‘Young heretics’: Ex-Oxford scholar launches podcast teaching ‘great’ history of West

There’s a treasure trove of Western literature and philosophy that Oxford-educated Spencer Klavan aims to reveal in a new podcast.

Klavan, who holds a doctorate in classical Greek and Latin literature, launched the Young Heretics podcast in May to walk through works of Western literature, such as Homer’s Iliad and the biblical book of Isaiah, with inquisitive listeners. Speaking to the Washington Examiner, Klavan spoke on why and how people ought to read Western literature to form their worldviews.

“A man can’t always be defending the truth. There must be a time to feed on it,” Klavan said, invoking writings from British author C.S. Lewis. “It’s not that I don’t think it’s important to fight back against what really is, at this point, a collective mania that’s taken over, especially our academies of higher education, but also our major media institutions. Basically, every major thought-producing outlet in the country is progressively going down this crazy path where you can’t read Homer because he’s too racist or you can’t read Shakespeare because he’s too white.”

Klavan wants his podcast to return to a more classical mode of education in the liberal arts that fights back against a “smorgasbord” of arguments that some academics use to either avoid teaching Western literature or structure curricula around devaluing the subject. He says the colleagues he’s spoken to are enthused about his method of teaching through the podcast, but they are afraid to endorse it in fear of losing their jobs.

“It’s a poisonous kind of bullying that goes on in these places. And there’s no substitute, unfortunately, for courage. There’s no substitute for just actually speaking out no matter the consequences,” Klavan said.
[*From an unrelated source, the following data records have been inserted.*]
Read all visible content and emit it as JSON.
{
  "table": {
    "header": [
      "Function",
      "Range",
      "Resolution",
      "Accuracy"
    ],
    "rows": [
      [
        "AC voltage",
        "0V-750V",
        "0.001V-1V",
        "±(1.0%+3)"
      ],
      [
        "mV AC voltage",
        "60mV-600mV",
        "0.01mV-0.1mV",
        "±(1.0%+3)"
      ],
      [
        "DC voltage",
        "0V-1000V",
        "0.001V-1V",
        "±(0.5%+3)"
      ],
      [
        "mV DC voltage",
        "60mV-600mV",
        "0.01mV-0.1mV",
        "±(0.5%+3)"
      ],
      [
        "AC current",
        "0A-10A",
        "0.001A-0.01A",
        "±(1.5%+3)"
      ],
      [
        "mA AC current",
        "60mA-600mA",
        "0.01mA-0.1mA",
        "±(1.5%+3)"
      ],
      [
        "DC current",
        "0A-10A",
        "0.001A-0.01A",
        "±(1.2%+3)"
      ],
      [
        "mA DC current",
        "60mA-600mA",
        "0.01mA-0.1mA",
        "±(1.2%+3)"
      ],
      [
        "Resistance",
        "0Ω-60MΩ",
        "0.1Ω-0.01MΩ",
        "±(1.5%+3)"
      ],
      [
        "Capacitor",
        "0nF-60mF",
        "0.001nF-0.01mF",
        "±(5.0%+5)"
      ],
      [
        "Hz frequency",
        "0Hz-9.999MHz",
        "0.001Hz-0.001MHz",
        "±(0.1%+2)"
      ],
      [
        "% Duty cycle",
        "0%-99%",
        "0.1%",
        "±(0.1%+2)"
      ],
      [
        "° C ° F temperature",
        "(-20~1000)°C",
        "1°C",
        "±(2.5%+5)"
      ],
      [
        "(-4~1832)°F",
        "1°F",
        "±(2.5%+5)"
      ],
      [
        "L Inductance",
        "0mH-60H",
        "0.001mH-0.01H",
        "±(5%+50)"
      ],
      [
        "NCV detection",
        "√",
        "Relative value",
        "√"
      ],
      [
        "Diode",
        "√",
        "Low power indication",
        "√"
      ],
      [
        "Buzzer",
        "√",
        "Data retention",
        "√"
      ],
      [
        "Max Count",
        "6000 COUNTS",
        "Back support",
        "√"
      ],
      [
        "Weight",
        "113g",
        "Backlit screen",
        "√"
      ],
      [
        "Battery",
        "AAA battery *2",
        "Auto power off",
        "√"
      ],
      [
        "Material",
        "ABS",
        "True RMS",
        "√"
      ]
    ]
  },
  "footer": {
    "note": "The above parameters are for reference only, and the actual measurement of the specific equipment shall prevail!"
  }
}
Massive civil unrest has occurred across the country since the death of George Floyd on May 25. Some activists have toppled, attempted to tear down, or petition their local governments to decommission statues of historical figures such as former Presidents George Washington, Abraham Lincoln, and Ulysses S. Grant. Klavan says the U.S. social environment reflects a practice in Roman history known as “damnatio memoriae,” translating to the damnation of memory, whereby one would “exact justice from the past” by “erasing the history of the past.”

Klavan said Pliny the Younger, who served under the Roman emperor Trajan, wrote documents to his leader expressing glee that previous statues of the former emperor Domitian, known for being a more violent autocrat, were removed. He describes Pliny the Younger’s justification to remove the statues as bringing “blood and pain” to Domitian’s legacy.

“When you see an injustice in the past, when you see something like chattel slavery in America, which is an inexcusable injustice, you want to exact justice from the perpetrators. You want to go and get the person that did that and make them pay. That is, unfortunately, not how our fallen world works,” Klavan said.

“We have many of our great figures who are also bound up in their historical context with things we now deplore. The notion that by tearing down somebody’s statue, renaming a university, erasing somebody’s memory, you’re somehow going to get justice is a false and deceptive notion. And it never ends. Because you always want that blood. Really, what you’re looking for is what Rene Girard calls the ‘scapegoat,’ the person you can make to pay for the sins,” he continues.

Klavan says learning from Western literature can be “noble for its own sake” and that, at this moment in history, it can provide wise “counterexamples” and “parallels” to make better decisions going forward. Reason paired with ethical teachings of Christianity, he says, enhances one’s experience in studying philosophy and helps one properly appreciate the history of the Western world.